A HAWKSBILL TURTLE

The common box-turtle of the United States you'll meet in the woods in the evening and early morning, wandering about looking for something to eat. He spends practically all his time on land in Summer; and in the Winter, all his time in bed. As soon as cold weather comes on he digs a hole in the ground, or scoops out a place under some brush, and turns in.

But the box-turtle—he's really a tortoise—is what some of his relatives would call a "landlubber," no doubt, for many of the tortoises who live in the sea rarely leave it; as if they had half a mind to go back and be only flipper people, as the ancestors of both the turtles and the tortoises must have been; since all life is supposed to have begun in the sea.

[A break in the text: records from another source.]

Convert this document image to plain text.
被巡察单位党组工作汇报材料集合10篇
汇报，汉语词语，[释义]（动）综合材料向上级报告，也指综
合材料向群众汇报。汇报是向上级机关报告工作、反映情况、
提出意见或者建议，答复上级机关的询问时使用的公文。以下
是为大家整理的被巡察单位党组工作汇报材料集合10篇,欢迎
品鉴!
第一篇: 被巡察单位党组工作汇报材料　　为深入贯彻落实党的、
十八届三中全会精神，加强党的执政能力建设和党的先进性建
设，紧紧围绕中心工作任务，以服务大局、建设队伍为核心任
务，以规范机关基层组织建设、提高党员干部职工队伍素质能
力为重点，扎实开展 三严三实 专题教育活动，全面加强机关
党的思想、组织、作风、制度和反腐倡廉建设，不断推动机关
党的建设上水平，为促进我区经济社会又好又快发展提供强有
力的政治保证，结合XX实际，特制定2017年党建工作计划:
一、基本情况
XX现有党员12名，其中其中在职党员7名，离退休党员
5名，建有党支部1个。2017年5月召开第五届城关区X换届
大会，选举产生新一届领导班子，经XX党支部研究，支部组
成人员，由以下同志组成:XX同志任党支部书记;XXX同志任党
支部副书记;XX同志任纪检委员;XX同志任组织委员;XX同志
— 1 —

All the tortoises of temperate regions dig in for the Winter, but one Southern member of the family makes his home in a dugout throughout the year. He's called the "gopher" turtle. The gopher turtles are natives of Florida, and live in pairs in burrows. Other members of the turtle tribe do not pair, but there's one time in their lives when both land and water turtles dig into the soil and that's when they are laying their eggs. The females scoop out hollows with their hind legs, kicking up the dirt, first with one leg and then with the other. But they're as careful of the dirt they dig out as a beaver is when he digs a canal. They scrape it up in a little ridge all around the hole.

What for? Just watch.

HOW MOTHER TURTLE "TAMPS" HER NEST

As soon as she has finished laying her eggs, Mother Turtle carefully scrapes this dirt back over them and tamps it down, much as a foundryman tamps the sand in a mould. You can guess what she uses for a tamper—the under side of her shell, raising and lowering herself on her legs like a Boy Scout taking his morning setting-up exercises in a Summer camp. After that she doesn't pay any more attention to her eggs. She leaves the sun to do her hatching for her. Both land and sea turtles—or, more properly speaking, the tortoises and the turtles—hatch their young in this way. The sea-turtles scramble up out of the water on their flippers, much as a seal does in climbing on a rock, and make their way back from the shore, great crowds of them, at nesting-time, to some stretch of sand, and there lay their eggs. This march of the mother turtles always takes place at night. When the young are hatched they dig their way up through the sand and make for the sea.

[II. The Crab Family]

Another one of the water people who help make land and one that everybody knows, is the crayfish. Every small boy is afraid Mr. Crayfish will catch his little big toe sooner or later, when he goes swimming; although I never heard of a crayfish that did. But they never worry about their toes—the crayfish don't. When they lose a whole foot even—as they often do—it grows right out again. The science people say this is because they belong to a low order in the animal world, but I think it would come in right handy for any of us—this way of regrowing not toe-nails alone, but toes and all—don't you?